There should never be a need for a read because the UMD locally tracks writes (in virtualized / guest-translated form) so they don't require the expensive kernel jump. This tracking migrates with the virtual device.

DDI Sync and IRQL Contexts

DDI Sync Level IRQL
DxgkDdiPrepareLiveMigration 0 PASSIVE
DxgkDdiEndLiveMigration 0 PASSIVE
DxgkDdiSaveImmutableMigrationData 0 PASSIVE
DxgkDdiSaveMutableMigrationData 0 PASSIVE
DxgkDdiRestoreImmutableMigrationData 0 PASSIVE
DxgkDdiRestoreMutableMigrationData 0 PASSIVE
DxgkDdiWriteVirtualizedInterrupt 0 PASSIVE
DxgkDdiSetVirtualGpuResources2 0 PASSIVE
DxgkDdiSetVirtualFunctionPauseState 0 PASSIVE
IGPUPMigration::SaveImmutableGpup 0 PASSIVE
IGPUPMigration::RestoreImmutableGpup 0 PASSIVE

Important Considerations for VF Scheduling

The efficiency of the transfer is strongly determined by the scheduling of the paging transfers on the PF. The more access to the paging engines of the device the PF can use to saturate the bus and get best throughput, the more performant the transfer is in general and the paused transfer specifically. The more content that can be captured and sent over in a given time, the better; at least up to network saturation.
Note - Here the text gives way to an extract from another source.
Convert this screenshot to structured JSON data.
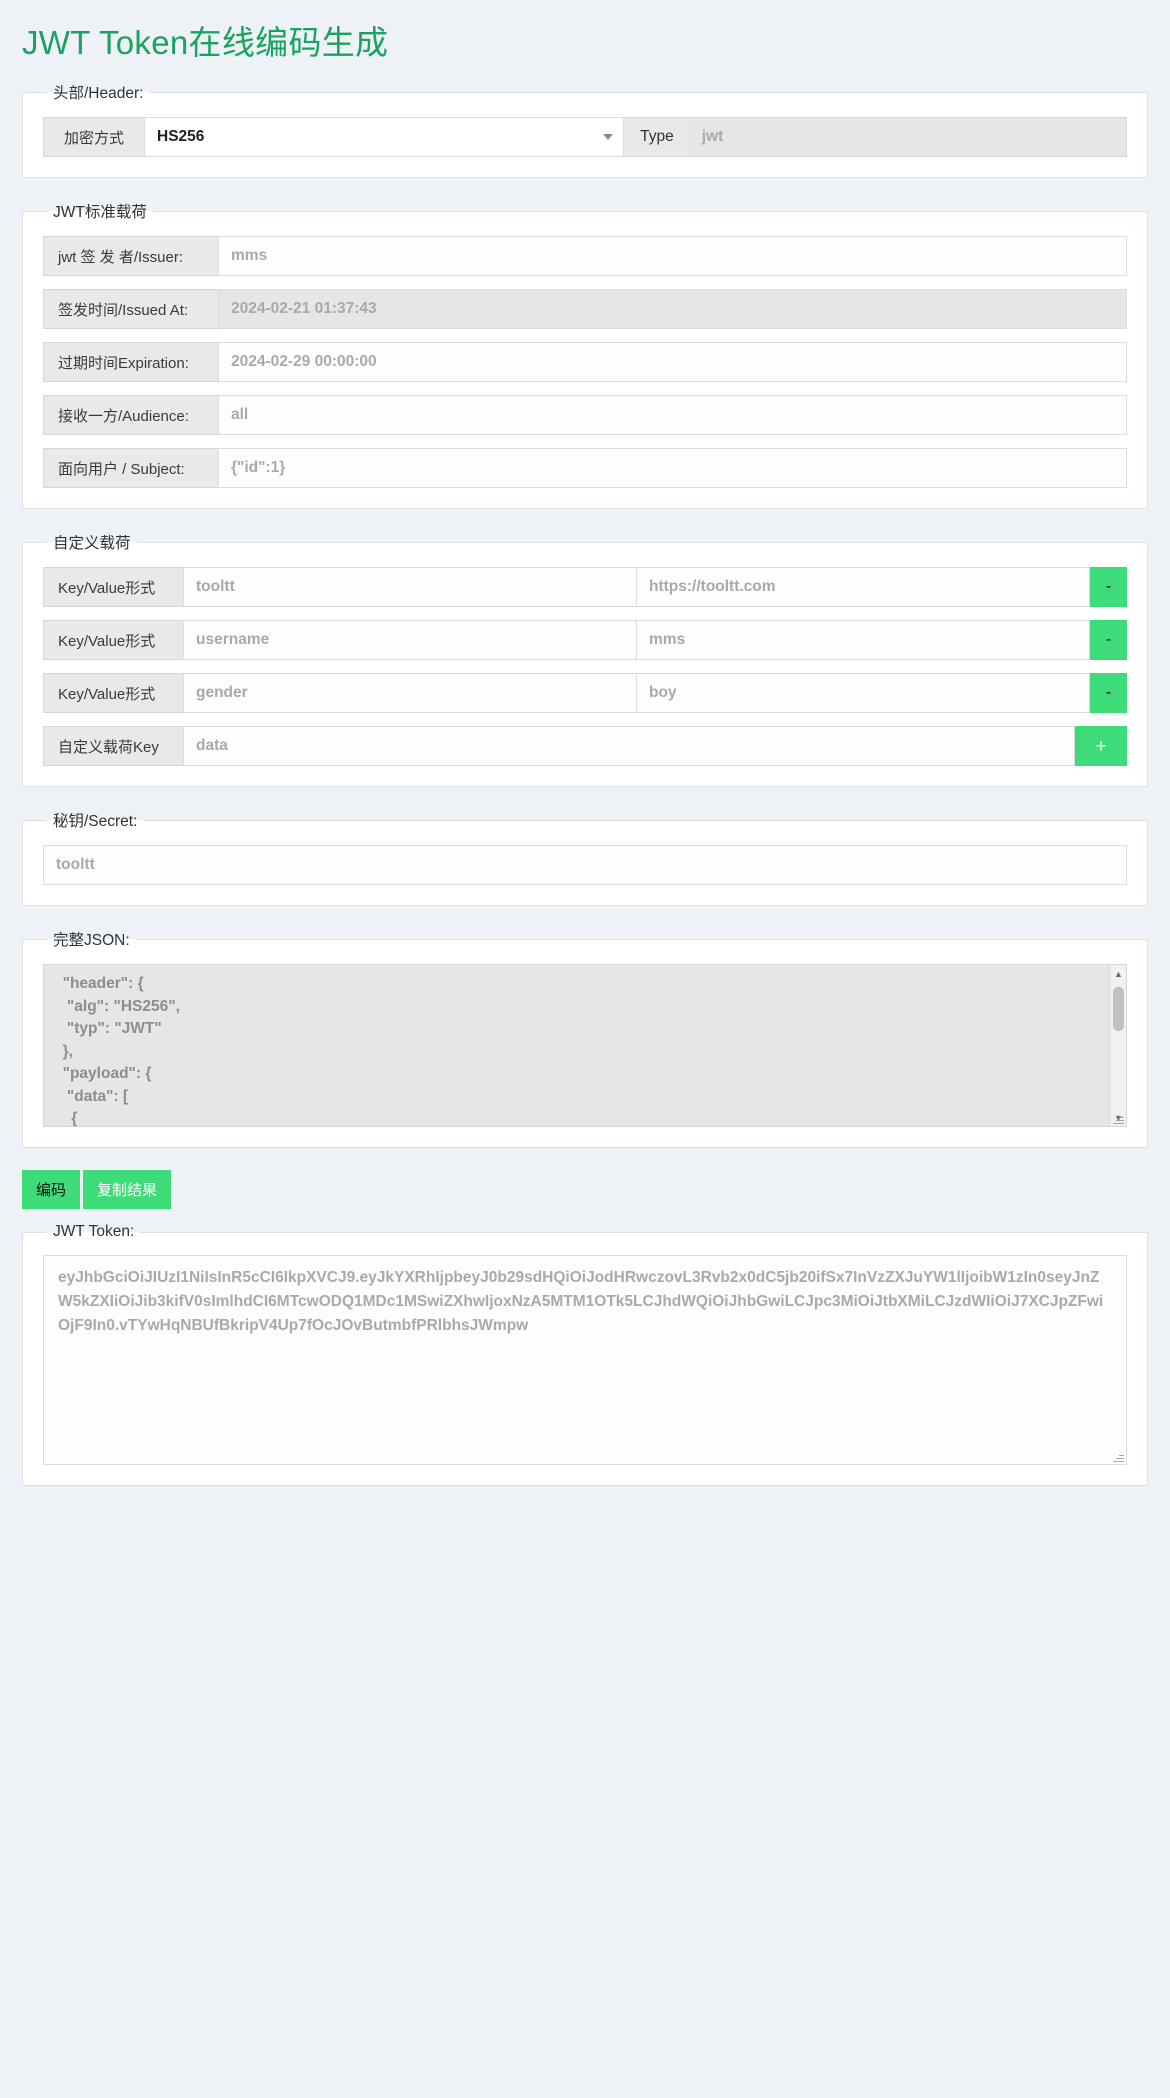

It's preferable to have the change in scheduling only affect the paging engine and no other device resource, but not all VF scheduling designs might allow this. At a minimum, it's desired that the scheduling:

  • Only take budget from the VF being migrated or from unassigned VF schedule.
  • Not degrade performance for any other virtualizations on the machine.

Note, on the target side, these conditions can be much more easily met as the VF is paused the entire transfer and that whole budget is available. On the source side, it requires a balancing of the migration needs and the VM needs, with the ultimate need to meet the pause transfer goals.